In my monthly look at Patanjali’s eight limbs of yoga, we’re drawing towards the last few now. The three remaining are internally-focused and build towards what can be seen as the ultimate goal of yoga.
These three are: dharana (concentration), dhyana (meditation) and samadhi (absorption, union). This month I will concentrate (pun intended) on dharana.
Dharana (pronunciation guide) is when we try to keep the mind focused on one thing, concentrating on just that thing, be it the breath or an object, internal or external. Patanjali’s sutra says “it is the process of holding or fixing the attention of the mind onto one object or place.” (Sutra Chapter 3, verse 1)
Concentration not only requires practice, but preparation. Much of the earlier chapters of Patanjali’s Yoga Sutras are leading the yoga practitioner towards a position of being able to concentrate more easily, e.g. through the physical asana, through appropriate speech and actions etc.
So what should we concentrate on in dharana?

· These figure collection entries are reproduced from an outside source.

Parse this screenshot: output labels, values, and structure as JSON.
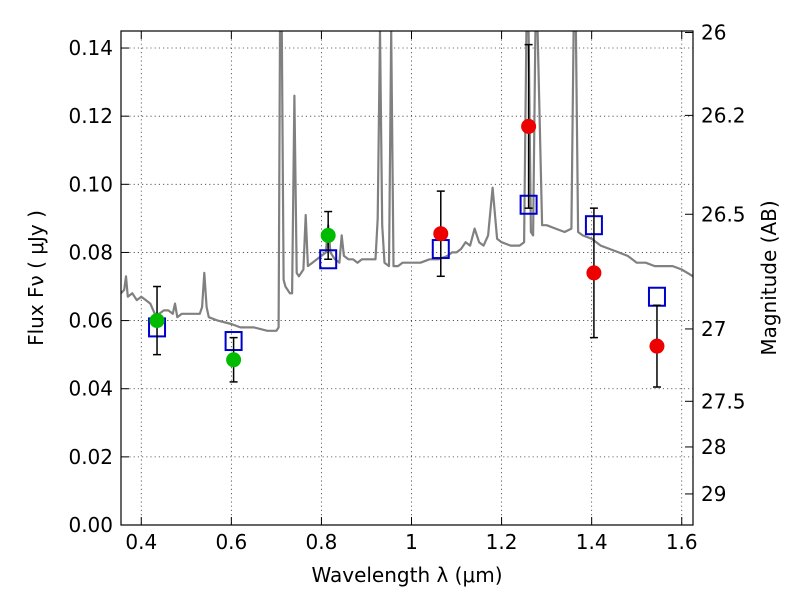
{
  "chart_data": {
    "type": "scatter",
    "title": "",
    "xlabel": "Wavelength  λ (μm)",
    "ylabel": "Flux  Fν  ( μJy )",
    "ylabel_right": "Magnitude (AB)",
    "xlim": [
      0.355,
      1.625
    ],
    "ylim": [
      0.0,
      0.145
    ],
    "grid": true,
    "x_ticks": [
      0.4,
      0.6,
      0.8,
      1.0,
      1.2,
      1.4,
      1.6
    ],
    "x_tick_labels": [
      "0.4",
      "0.6",
      "0.8",
      "1",
      "1.2",
      "1.4",
      "1.6"
    ],
    "y_ticks": [
      0.0,
      0.02,
      0.04,
      0.06,
      0.08,
      0.1,
      0.12,
      0.14
    ],
    "y_tick_labels": [
      "0.00",
      "0.02",
      "0.04",
      "0.06",
      "0.08",
      "0.10",
      "0.12",
      "0.14"
    ],
    "right_ticks": [
      26,
      26.2,
      26.5,
      27,
      27.5,
      28,
      29
    ],
    "right_tick_labels": [
      "26",
      "26.2",
      "26.5",
      "27",
      "27.5",
      "28",
      "29"
    ],
    "series": [
      {
        "kind": "spectrum",
        "color": "#808080",
        "points": [
          [
            0.355,
            0.068
          ],
          [
            0.362,
            0.069
          ],
          [
            0.366,
            0.073
          ],
          [
            0.37,
            0.067
          ],
          [
            0.38,
            0.068
          ],
          [
            0.39,
            0.066
          ],
          [
            0.4,
            0.067
          ],
          [
            0.41,
            0.066
          ],
          [
            0.42,
            0.065
          ],
          [
            0.43,
            0.062
          ],
          [
            0.44,
            0.062
          ],
          [
            0.45,
            0.063
          ],
          [
            0.46,
            0.063
          ],
          [
            0.47,
            0.062
          ],
          [
            0.475,
            0.065
          ],
          [
            0.48,
            0.061
          ],
          [
            0.49,
            0.062
          ],
          [
            0.5,
            0.062
          ],
          [
            0.51,
            0.062
          ],
          [
            0.52,
            0.062
          ],
          [
            0.53,
            0.062
          ],
          [
            0.535,
            0.064
          ],
          [
            0.54,
            0.074
          ],
          [
            0.545,
            0.064
          ],
          [
            0.55,
            0.061
          ],
          [
            0.57,
            0.06
          ],
          [
            0.6,
            0.059
          ],
          [
            0.62,
            0.058
          ],
          [
            0.65,
            0.058
          ],
          [
            0.68,
            0.057
          ],
          [
            0.7,
            0.057
          ],
          [
            0.705,
            0.058
          ],
          [
            0.708,
            0.145
          ],
          [
            0.712,
            0.145
          ],
          [
            0.716,
            0.072
          ],
          [
            0.72,
            0.07
          ],
          [
            0.73,
            0.068
          ],
          [
            0.735,
            0.068
          ],
          [
            0.74,
            0.126
          ],
          [
            0.745,
            0.074
          ],
          [
            0.75,
            0.073
          ],
          [
            0.76,
            0.075
          ],
          [
            0.765,
            0.091
          ],
          [
            0.77,
            0.076
          ],
          [
            0.78,
            0.077
          ],
          [
            0.79,
            0.078
          ],
          [
            0.8,
            0.079
          ],
          [
            0.81,
            0.08
          ],
          [
            0.815,
            0.088
          ],
          [
            0.82,
            0.08
          ],
          [
            0.83,
            0.078
          ],
          [
            0.84,
            0.077
          ],
          [
            0.845,
            0.085
          ],
          [
            0.85,
            0.079
          ],
          [
            0.86,
            0.078
          ],
          [
            0.87,
            0.078
          ],
          [
            0.88,
            0.077
          ],
          [
            0.89,
            0.078
          ],
          [
            0.9,
            0.078
          ],
          [
            0.91,
            0.078
          ],
          [
            0.92,
            0.078
          ],
          [
            0.925,
            0.09
          ],
          [
            0.93,
            0.145
          ],
          [
            0.935,
            0.088
          ],
          [
            0.94,
            0.077
          ],
          [
            0.95,
            0.076
          ],
          [
            0.955,
            0.145
          ],
          [
            0.96,
            0.076
          ],
          [
            0.97,
            0.076
          ],
          [
            0.98,
            0.077
          ],
          [
            0.99,
            0.077
          ],
          [
            1.0,
            0.077
          ],
          [
            1.02,
            0.077
          ],
          [
            1.04,
            0.078
          ],
          [
            1.06,
            0.078
          ],
          [
            1.08,
            0.079
          ],
          [
            1.09,
            0.08
          ],
          [
            1.1,
            0.08
          ],
          [
            1.11,
            0.081
          ],
          [
            1.12,
            0.083
          ],
          [
            1.13,
            0.082
          ],
          [
            1.14,
            0.087
          ],
          [
            1.15,
            0.083
          ],
          [
            1.16,
            0.082
          ],
          [
            1.17,
            0.085
          ],
          [
            1.18,
            0.099
          ],
          [
            1.19,
            0.084
          ],
          [
            1.2,
            0.083
          ],
          [
            1.22,
            0.082
          ],
          [
            1.24,
            0.082
          ],
          [
            1.25,
            0.083
          ],
          [
            1.255,
            0.145
          ],
          [
            1.26,
            0.145
          ],
          [
            1.265,
            0.086
          ],
          [
            1.27,
            0.085
          ],
          [
            1.275,
            0.145
          ],
          [
            1.28,
            0.145
          ],
          [
            1.29,
            0.088
          ],
          [
            1.3,
            0.088
          ],
          [
            1.32,
            0.087
          ],
          [
            1.34,
            0.086
          ],
          [
            1.355,
            0.087
          ],
          [
            1.36,
            0.145
          ],
          [
            1.365,
            0.145
          ],
          [
            1.37,
            0.086
          ],
          [
            1.38,
            0.085
          ],
          [
            1.4,
            0.084
          ],
          [
            1.42,
            0.082
          ],
          [
            1.44,
            0.081
          ],
          [
            1.46,
            0.08
          ],
          [
            1.48,
            0.079
          ],
          [
            1.5,
            0.077
          ],
          [
            1.52,
            0.077
          ],
          [
            1.54,
            0.076
          ],
          [
            1.56,
            0.076
          ],
          [
            1.58,
            0.076
          ],
          [
            1.6,
            0.075
          ],
          [
            1.625,
            0.073
          ]
        ]
      },
      {
        "kind": "model-boxes",
        "color": "#0000cc",
        "points": [
          [
            0.435,
            0.058
          ],
          [
            0.605,
            0.054
          ],
          [
            0.815,
            0.078
          ],
          [
            1.065,
            0.081
          ],
          [
            1.26,
            0.094
          ],
          [
            1.405,
            0.088
          ],
          [
            1.545,
            0.067
          ]
        ]
      },
      {
        "kind": "optical-points",
        "color": "#00bb00",
        "points": [
          [
            0.435,
            0.06,
            0.01
          ],
          [
            0.605,
            0.0485,
            0.0065
          ],
          [
            0.815,
            0.085,
            0.007
          ]
        ]
      },
      {
        "kind": "nir-points",
        "color": "#ee0000",
        "points": [
          [
            1.065,
            0.0855,
            0.0125
          ],
          [
            1.26,
            0.117,
            0.024
          ],
          [
            1.405,
            0.074,
            0.019
          ],
          [
            1.545,
            0.0525,
            0.012
          ]
        ]
      }
    ]
  }
}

One of the easiest objects to concentrate on is our breath. It’s always with us, whether we’re on a bus, at a desk, washing up, walking etc. Try noticing where the breath movement is (belly, rib cage, upper chest), or see if you can hear the sound of your own breath, or notice the breath as it enters and exits the nostrils. Focus on your chosen aspect of the breath. Probably, within a few seconds you’ll be thinking of something else and will have forgotten all about the breath. This is normal.
Maintaining concentration takes time and practice. This is dharana: it is the practice or process of concentrating. Repeated concentration is meditation (dhyana), the topic for next month, and whilst the two are very closely linked, dharana is more about the learning, the doing.
So if you find you can only concentrate for a few seconds, that’s ok. You are training your brain, improving your concentration skills. You are preparing your mind for the state of meditation. Much like the asana also prepare the body for these three final limbs.
Other than the breath, what else can you concentrate on? Yoga texts mention appropriate (pure) images – either a picture, object (statue etc), or if you’re outside you could concentrate on a tree, flower, sounds etc. You can also concentrate on a mantra, either repeated internally (silently) or out loud. This could be a simple word like ‘peace’ or ‘love’ or it could be a longer phrase, in English, Sanskrit or any language of your choice.
Once the mind has wandered away from your chosen object (and it will!), you practice dharana by noticing it has gone off-track, and you bring it back. The intention of dharana is the act of re-directing the mind; the practice is less about your chosen object, and more about noticing and correcting the wandering mind. It’s a training programme essentially!
Dharana is useful not just for building towards meditation, but for areas of daily life e.g. focusing whilst writing something in work; practising another discipline (musicians, athletes); really listening to someone during a conversation.
But if this all sounds a bit too strange, you could consider how dharana is actually quite similar to mindfulness, which I’m sure far more people have heard of! Mindfulness is when we pay attention to something, moment by moment, without judging our thoughts. It’s helpful for bringing our minds to focus on the present moment, and not getting tangled up in the past or the future.
Mindfulness is part of meditation, which is next month’s topic (dhyana), the seventh limb of Patanjali’s eight limbs of yoga. For now, why not switch off, close your eyes, and concentrate on your breath, just for one minute.